Où a-t-on pris d’abord que les races inférieures se contentent d’un petit salaire ? Or tout l’édifice de l’argumentation pessimiste est basé sur cette affirmation. Le Chinois se contente de quelques sapèques et vit d’une poignée de riz. Il est sobre ; donc ses produits seront moins chers que les nôtres, donc il nous écrasera.

L’affirmation que les races inférieures se contentent d’un bas salaire quand elles peuvent obtenir un salaire élevé ne supporte pas l’examen un seul instant.

Au Transvaal les ouvriers cafres ont des salaires de 75 francs par mois, plus la nourriture, qui revient à 85 francs. Cela leur fait donc 5 fr. 35 par jour. Les Chinois en Californie gagnent 5 francs par jour[1].
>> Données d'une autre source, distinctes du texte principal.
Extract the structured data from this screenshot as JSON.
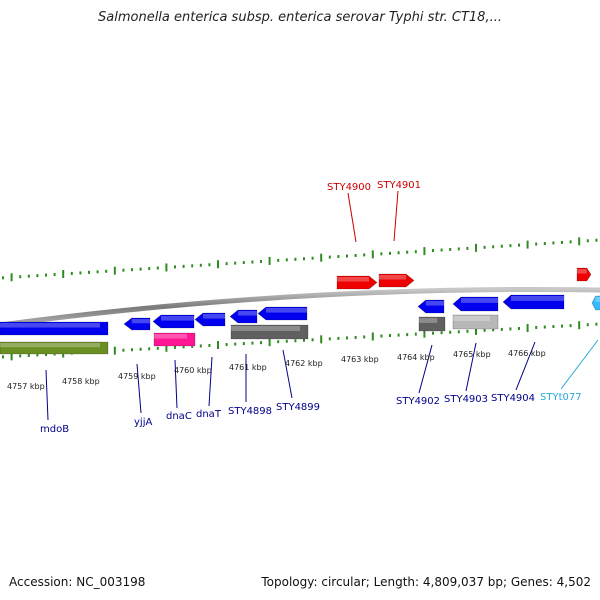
{
  "title": "Salmonella enterica subsp. enterica serovar Typhi str. CT18,...",
  "footer": {
    "accession": "Accession: NC_003198",
    "summary": "Topology: circular; Length: 4,809,037 bp; Genes: 4,502"
  },
  "colors": {
    "backbone": "#8a8a8a",
    "tick": "#2e8b1f",
    "plus_label": "#cc0000",
    "minus_label": "#00008b",
    "rna_label": "#29a9d6"
  },
  "kbp_ticks": [
    {
      "label": "4757 kbp"
    },
    {
      "label": "4758 kbp"
    },
    {
      "label": "4759 kbp"
    },
    {
      "label": "4760 kbp"
    },
    {
      "label": "4761 kbp"
    },
    {
      "label": "4762 kbp"
    },
    {
      "label": "4763 kbp"
    },
    {
      "label": "4764 kbp"
    },
    {
      "label": "4765 kbp"
    },
    {
      "label": "4766 kbp"
    }
  ],
  "plus_labels": [
    {
      "text": "STY4900",
      "color": "#cc0000"
    },
    {
      "text": "STY4901",
      "color": "#cc0000"
    }
  ],
  "minus_labels": [
    {
      "text": "mdoB",
      "color": "#00008b"
    },
    {
      "text": "yjjA",
      "color": "#00008b"
    },
    {
      "text": "dnaC",
      "color": "#00008b"
    },
    {
      "text": "dnaT",
      "color": "#00008b"
    },
    {
      "text": "STY4898",
      "color": "#00008b"
    },
    {
      "text": "STY4899",
      "color": "#00008b"
    },
    {
      "text": "STY4902",
      "color": "#00008b"
    },
    {
      "text": "STY4903",
      "color": "#00008b"
    },
    {
      "text": "STY4904",
      "color": "#00008b"
    },
    {
      "text": "STYt077",
      "color": "#29a9d6"
    }
  ],
  "features": [
    {
      "name": "gene-mdoB",
      "color": "#0000ee",
      "strand": "minus"
    },
    {
      "name": "cds-mdoB",
      "color": "#6b8e23",
      "strand": "minus"
    },
    {
      "name": "gene-yjjA",
      "color": "#0000ee",
      "strand": "minus"
    },
    {
      "name": "gene-dnaC",
      "color": "#0000ee",
      "strand": "minus"
    },
    {
      "name": "cds-dnaC",
      "color": "#ff1493",
      "strand": "minus"
    },
    {
      "name": "gene-dnaT",
      "color": "#0000ee",
      "strand": "minus"
    },
    {
      "name": "gene-STY4898",
      "color": "#0000ee",
      "strand": "minus"
    },
    {
      "name": "gene-STY4899",
      "color": "#0000ee",
      "strand": "minus"
    },
    {
      "name": "cds-STY4898-4899",
      "color": "#606060",
      "strand": "minus"
    },
    {
      "name": "gene-STY4900",
      "color": "#ee0000",
      "strand": "plus"
    },
    {
      "name": "gene-STY4901",
      "color": "#ee0000",
      "strand": "plus"
    },
    {
      "name": "gene-STY4902",
      "color": "#0000ee",
      "strand": "minus"
    },
    {
      "name": "cds-STY4902",
      "color": "#606060",
      "strand": "minus"
    },
    {
      "name": "gene-STY4903",
      "color": "#0000ee",
      "strand": "minus"
    },
    {
      "name": "cds-STY4903",
      "color": "#b8b8b8",
      "strand": "minus"
    },
    {
      "name": "gene-STY4904",
      "color": "#0000ee",
      "strand": "minus"
    },
    {
      "name": "gene-next-plus",
      "color": "#ee0000",
      "strand": "plus"
    },
    {
      "name": "gene-STYt077",
      "color": "#33bbff",
      "strand": "minus"
    }
  ]
}
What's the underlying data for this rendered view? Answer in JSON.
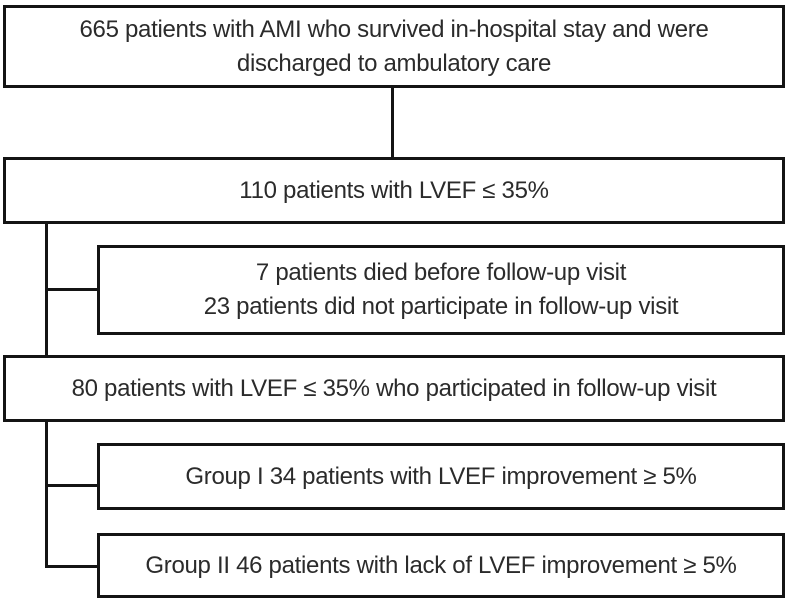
{
  "colors": {
    "background": "#ffffff",
    "box_border": "#141414",
    "connector": "#141414",
    "text": "#2b2b2b"
  },
  "flowchart": {
    "nodes": [
      {
        "id": "total-ami-patients",
        "lines": [
          "665 patients with AMI who survived in-hospital stay and were",
          "discharged to ambulatory care"
        ]
      },
      {
        "id": "lvef-under-35",
        "lines": [
          "110 patients with LVEF ≤ 35%"
        ]
      },
      {
        "id": "excluded-patients",
        "lines": [
          "7 patients died before follow-up visit",
          "23 patients did not participate in follow-up visit"
        ]
      },
      {
        "id": "followup-participants",
        "lines": [
          "80 patients with LVEF ≤ 35% who participated in follow-up visit"
        ]
      },
      {
        "id": "group-1",
        "lines": [
          "Group I 34 patients with LVEF improvement ≥ 5%"
        ]
      },
      {
        "id": "group-2",
        "lines": [
          "Group II 46 patients with lack of LVEF improvement ≥ 5%"
        ]
      }
    ]
  }
}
Nous le demandons, pourquoi, dans ces deux cas, les représentants de ces races inférieures ne se « contentent-ils » pas de 25 centimes ? Cela vient de la plus élémentaire des raisons. Les Chinois, comme toutes les créatures vivantes, fuient la douleur et recherchent le plaisir. Il n’y a pas de lois biologiques différentes pour les Européens et pour les « vils » Chinois. Les lois de la nature et les lois sociales sont les mêmes pour toutes les races. Dès qu’un individu a la possibilité de gagner 5 francs, il ne se « contente » plus de gagner cinq sous. L’ouvrier chinois en Californie demande 5 francs par jour sans aucune hésitation et, s’il pouvait en obtenir dix, il les réclamerait immédiatement. Le taux des salaires dépend de facteurs économiques, non de facteurs biologiques. La couleur de la peau et l’angle facial n’ont rien à voir en cette affaire. Un noble Aryen peut avoir des salaires très bas (beaucoup d’ouvriers européens envieraient les salaires des Cafres du Transvaal), un « vil » Touranien des salaires très hauts. D’autre part il ne suffit pas d’être de même race pour avoir les mêmes salaires. Actuellement un charpentier, à Coolgardie, gagne 16 francs par jour et à Odessa seulement 4. Tous les deux sont des blancs cependant.

Si le Chinois se contente de quelques sapèques dans son pays, c’est qu’il ne peut pas faire autrement. Mais dans son pays, dès qu’il peut obtenir davantage, il ne s’en contente plus. Les bases fondamentales des sociétés hindoues et chinoises sont les mêmes que les nôtres. On y observe, comme chez nous, la plus grande variété des fortunes. En Chine, aux Indes, comme en Europe, il y a des millionnaires et des mendiants. En Chine, comme en Europe, les hommes

  1. Pour le Transvaal, voir le Journal des Débats du 5 avril 1896 ; pour la Californie, le Journal des Économistes d’août 1893, p. 984.